Rally Acropoli – 2° giorno finale
Loeb-Loubet, doppietta Ford M-Sport

Michele Montesano

Ci sono ben due Ford Puma al comando del Rally dell’Acropoli, decima prova stagionale del WRC. In Grecia si sta avverando un sogno in casa M-Sport, infatti a comandare la classifica è ancora Sebastien Loeb ma con un margine di soli 1”7 su Pierre-Louis Loubet. La tornata pomeridiana non si è rivelata affatto facile per il nove volte iridato, costretto ad inseguire anche il giovane connazionale. Solamente nell’ultima Prova Speciale di giornata Loeb, con una prestazione degna di nota, è riuscito a riconquistare la leadership.
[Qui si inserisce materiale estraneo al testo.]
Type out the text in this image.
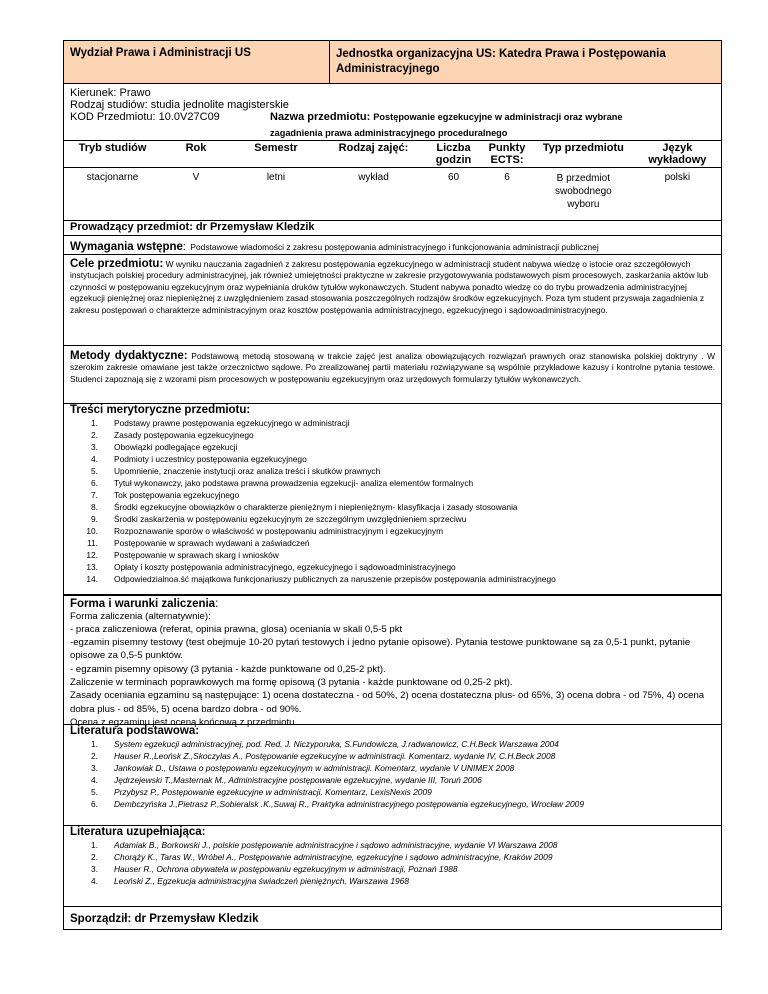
Wydział Prawa i Administracji US	Jednostka organizacyjna US: Katedra Prawa i Postępowania Administracyjnego
Kierunek: Prawo
Rodzaj studiów: studia jednolite magisterskie
KOD Przedmiotu: 10.0V27C09	Nazwa przedmiotu: Postępowanie egzekucyjne w administracji oraz wybrane
zagadnienia prawa administracyjnego proceduralnego
Tryb studiów	Rok	Semestr	Rodzaj zajęć:	Liczba godzin	Punkty ECTS:	Typ przedmiotu	Język wykładowy
stacjonarne	V	letni	wykład	60	6	B przedmiot swobodnego wyboru	polski
Prowadzący przedmiot: dr Przemysław Kledzik
Wymagania wstępne: Podstawowe wiadomości z zakresu postępowania administracyjnego i funkcjonowania administracji publicznej
Cele przedmiotu: W wyniku nauczania zagadnień z zakresu postępowania egzekucyjnego w administracji student nabywa wiedzę o istocie oraz szczegółowych instytucjach polskiej procedury administracyjnej, jak również umiejętności praktyczne w zakresie przygotowywania podstawowych pism procesowych, zaskarżania aktów lub czynności w postępowaniu egzekucyjnym oraz wypełniania druków tytułów wykonawczych. Student nabywa ponadto wiedzę co do trybu prowadzenia administracyjnej egzekucji pieniężnej oraz niepieniężnej z uwzględnieniem zasad stosowania poszczególnych rodzajów środków egzekucyjnych. Poza tym student przyswaja zagadnienia z zakresu postępowań o charakterze administracyjnym oraz kosztów postępowania administracyjnego, egzekucyjnego i sądowoadministracyjnego.
Metody dydaktyczne: Podstawową metodą stosowaną w trakcie zajęć jest analiza obowiązujących rozwiązań prawnych oraz stanowiska polskiej doktryny . W szerokim zakresie omawiane jest także orzecznictwo sądowe. Po zrealizowanej partii materiału rozwiązywane są wspólnie przykładowe kazusy i kontrolne pytania testowe. Studenci zapoznają się z wzorami pism procesowych w postępowaniu egzekucyjnym oraz urzędowych formularzy tytułów wykonawczych.
Treści merytoryczne przedmiotu:
1.	Podstawy prawne postępowania egzekucyjnego w administracji
2.	Zasady postępowania egzekucyjnego
3.	Obowiązki podlegające egzekucji
4.	Podmioty i uczestnicy postępowania egzekucyjnego
5.	Upomnienie, znaczenie instytucji oraz analiza treści i skutków prawnych
6.	Tytuł wykonawczy, jako podstawa prawna prowadzenia egzekucji- analiza elementów formalnych
7.	Tok postępowania egzekucyjnego
8.	Środki egzekucyjne obowiązków o charakterze pieniężnym i niepieniężnym- klasyfikacja i zasady stosowania
9.	Środki zaskarżenia w postępowaniu egzekucyjnym ze szczególnym uwzględnieniem sprzeciwu
10.	Rozpoznawanie sporów o właściwość w postępowaniu administracyjnym i egzekucyjnym
11.	Postępowanie w sprawach wydawani a zaświadczeń
12.	Postępowanie w sprawach skarg i wniosków
13.	Opłaty i koszty postępowania administracyjnego, egzekucyjnego i sądowoadministracyjnego
14.	Odpowiedzialnoa.ść majątkowa funkcjonariuszy publicznych za naruszenie przepisów postępowania administracyjnego
Forma i warunki zaliczenia:
Forma zaliczenia (alternatywnie):
- praca zaliczeniowa (referat, opinia prawna, glosa) oceniania w skali 0,5-5 pkt
-egzamin pisemny testowy (test obejmuje 10-20 pytań testowych i jedno pytanie opisowe). Pytania testowe punktowane są za 0,5-1 punkt, pytanie opisowe za 0,5-5 punktów.
- egzamin pisemny opisowy (3 pytania - każde punktowane od 0,25-2 pkt).
Zaliczenie w terminach poprawkowych ma formę opisową (3 pytania - każde punktowane od 0,25-2 pkt).
Zasady oceniania egzaminu są następujące: 1) ocena dostateczna - od 50%, 2) ocena dostateczna plus- od 65%, 3) ocena dobra - od 75%, 4) ocena dobra plus - od 85%, 5) ocena bardzo dobra - od 90%.
Ocena z egzaminu jest oceną końcową z przedmiotu.
Literatura podstawowa:
1.	System egzekucji administracyjnej, pod. Red. J. Niczyporuka, S.Fundowicza, J.radwanowicz, C.H.Beck Warszawa 2004
2.	Hauser R.,Leońsk Z.,Skoczylas A., Postępowanie egzekucyjne w administracji. Komentarz, wydanie IV, C.H.Beck 2008
3.	Jankowiak D., Ustawa o postępowaniu egzekucyjnym w administracji. Komentarz, wydanie V UNIMEX 2008
4.	Jędrzejewski T.,Masternak M., Administracyjne postępowanie egzekucyjne, wydanie III, Toruń 2006
5.	Przybysz P., Postępowanie egzekucyjne w administracji. Komentarz, LexisNexis 2009
6.	Dembczyńska J.,Pietrasz P.,Sobieralsk .K.,Suwaj R., Praktyka administracyjnego postępowania egzekucyjnego, Wrocław 2009
Literatura uzupełniająca:
1.	Adamiak B., Borkowski J., polskie postępowanie administracyjne i sądowo administracyjne, wydanie VI Warszawa 2008
2.	Chorąży K., Taras W., Wróbel A., Postępowanie administracyjne, egzekucyjne i sądowo administracyjne, Kraków 2009
3.	Hauser R., Ochrona obywatela w postępowaniu egzekucyjnym w administracji, Poznań 1988
4.	Leoński Z., Egzekucja administracyjna świadczeń pieniężnych, Warszawa 1968
Sporządził: dr Przemysław Kledzik
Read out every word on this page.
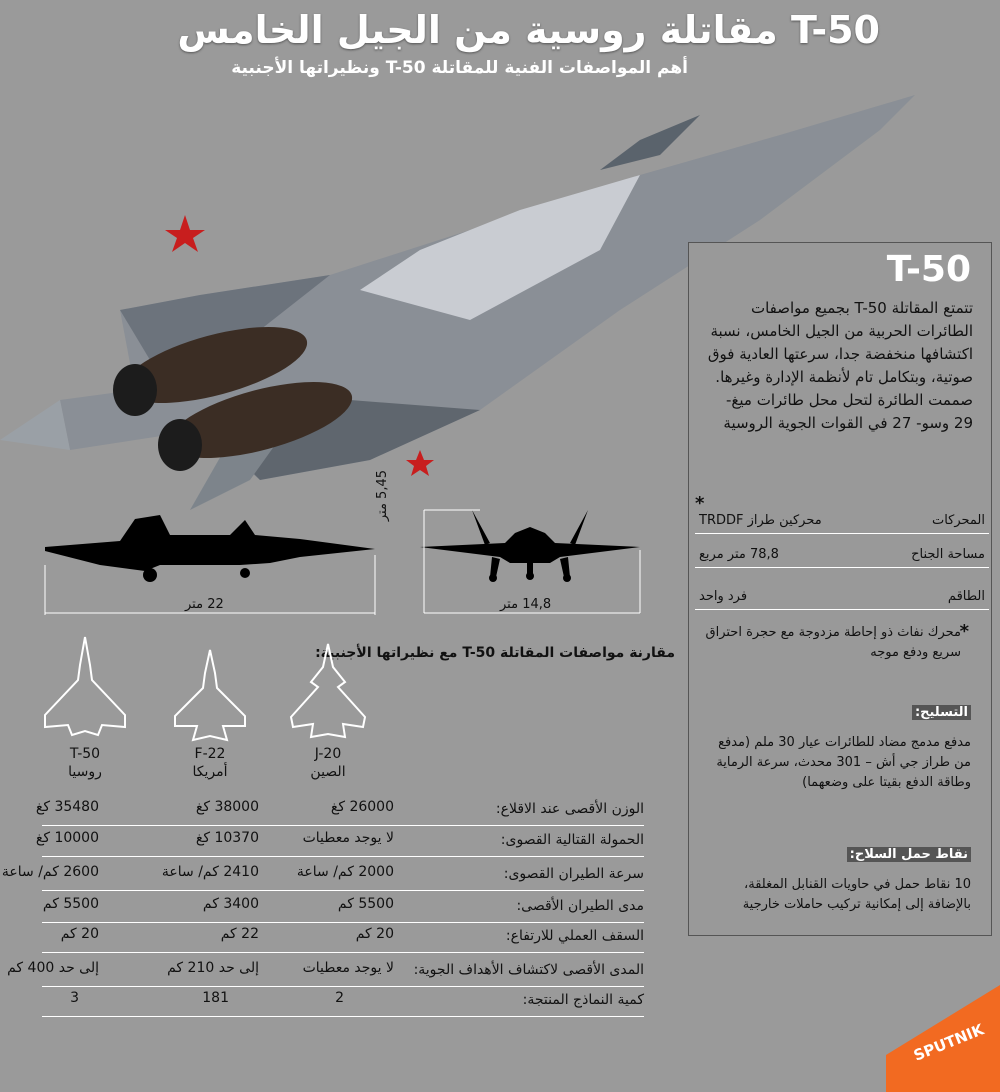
T-50 مقاتلة روسية من الجيل الخامس
أهم المواصفات الفنية للمقاتلة T-50 ونظيراتها الأجنبية
T-50
تتمتع المقاتلة T-50 بجميع مواصفات الطائرات الحربية من الجيل الخامس، نسبة اكتشافها منخفضة جدا، سرعتها العادية فوق صوتية، وبتكامل تام لأنظمة الإدارة وغيرها. صممت الطائرة لتحل محل طائرات ميغ- 29 وسو- 27 في القوات الجوية الروسية
*
المحركات
محركين طراز TRDDF
مساحة الجناح
78,8 متر مربع
الطاقم
فرد واحد
*
محرك نفاث ذو إحاطة مزدوجة مع حجرة احتراق سريع ودفع موجه
التسليح:
مدفع مدمج مضاد للطائرات عيار 30 ملم (مدفع من طراز جي أش – 301 محدث، سرعة الرماية وطاقة الدفع بقيتا على وضعهما)
نقاط حمل السلاح:
10 نقاط حمل في حاويات القنابل المغلقة، بالإضافة إلى إمكانية تركيب حاملات خارجية
22 متر	14,8 متر
5,45 متر
مقارنة مواصفات المقاتلة T-50 مع نظيراتها الأجنبية:
T-50
روسيا
F-22
أمريكا
J-20
الصين
الوزن الأقصى عند الاقلاع:
26000 كغ
38000 كغ
35480 كغ
الحمولة القتالية القصوى:
لا يوجد معطيات
10370 كغ
10000 كغ
سرعة الطيران القصوى:
2000 كم/ ساعة
2410 كم/ ساعة
2600 كم/ ساعة
مدى الطيران الأقصى:
5500 كم
3400 كم
5500 كم
السقف العملي للارتفاع:
20 كم
22 كم
20 كم
المدى الأقصى لاكتشاف الأهداف الجوية:
لا يوجد معطيات
إلى حد 210 كم
إلى حد 400 كم
كمية النماذج المنتجة:
2
181
3
SPUTNIK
Loubet (nella foto sotto) è stato il grande protagonista della speciale di Dafni centrando due obiettivi in un solo colpo. Il pilota della Corsica ha conquistato la sua prima Prova Speciale nel WRC e guadagnato la prima posizione in classifica generale. Galvanizzati dall’ottimo risultato, Loubet e il suo navigatore Vincent Landais hanno concesso il bis anche nella Livadia. Tutt’altra storia per Loeb che, nel corso della PS5, è arrivato lungo in un tornante accusando quasi 10 secondi nei confronti del compagno di squadra. A differenza della mattinata, il transalpino non è apparso così incisivo perdendo ulteriore terreno anche nella PS6. Ad approfittarne è stato Esapekka Lappi che nel corso della Dafni aveva già sopravanzato Thierry Neuville.



La risposta del cannibale però non è tardata ad arrivare. La storica speciale di Bauxites ha fatto da palcoscenico alla rimonta di Loeb e Isabelle Galmiche. L’equipaggio della Ford ha dato il tutto per tutto rischiando anche il peggio quando hanno percorso qualche metro su due ruote. L’azzardo ha pagato e Loeb ha ristabilito le gerarchie siglando lo scratch della PS7. Loubet, in difficoltà con il servosterzo, ha pagato 10 secondi scivolando al secondo posto. Non è andata meglio a Lappi che è sceso nuovamente in terza posizione. Tuttavia il finlandese, complice una guida fluida e priva di errori, si è dimostrato il pilota più veloce fra le fila del Toyota Gazoo Racing Team WRT.

Ad allontanarsi dalla lotta per il podio è Neuville. Il belga non si è detto contento del bilanciamento della sua Hyundai e i risultati si sono visti. Ancora una volta la i20N Rally1 ha mostrato delle lacune telaistiche nei tratti più guidati. Inoltre, una scelta di gomme non proprio azzeccata, ha ulteriormente complicato la corsa di Neuville. A seguire gli altri portacolori di casa Hyundai Motorsport. Finale in crescendo per Daniel Sordo che, dopo le difficoltà incontrate in mattinata, ha apportato alcune modifiche di assetto sulla sua i20N. Lo spagnolo, autore del secondo crono nell’ultima PS, paga un distacco di 6”2 dal suo compagno di squadra.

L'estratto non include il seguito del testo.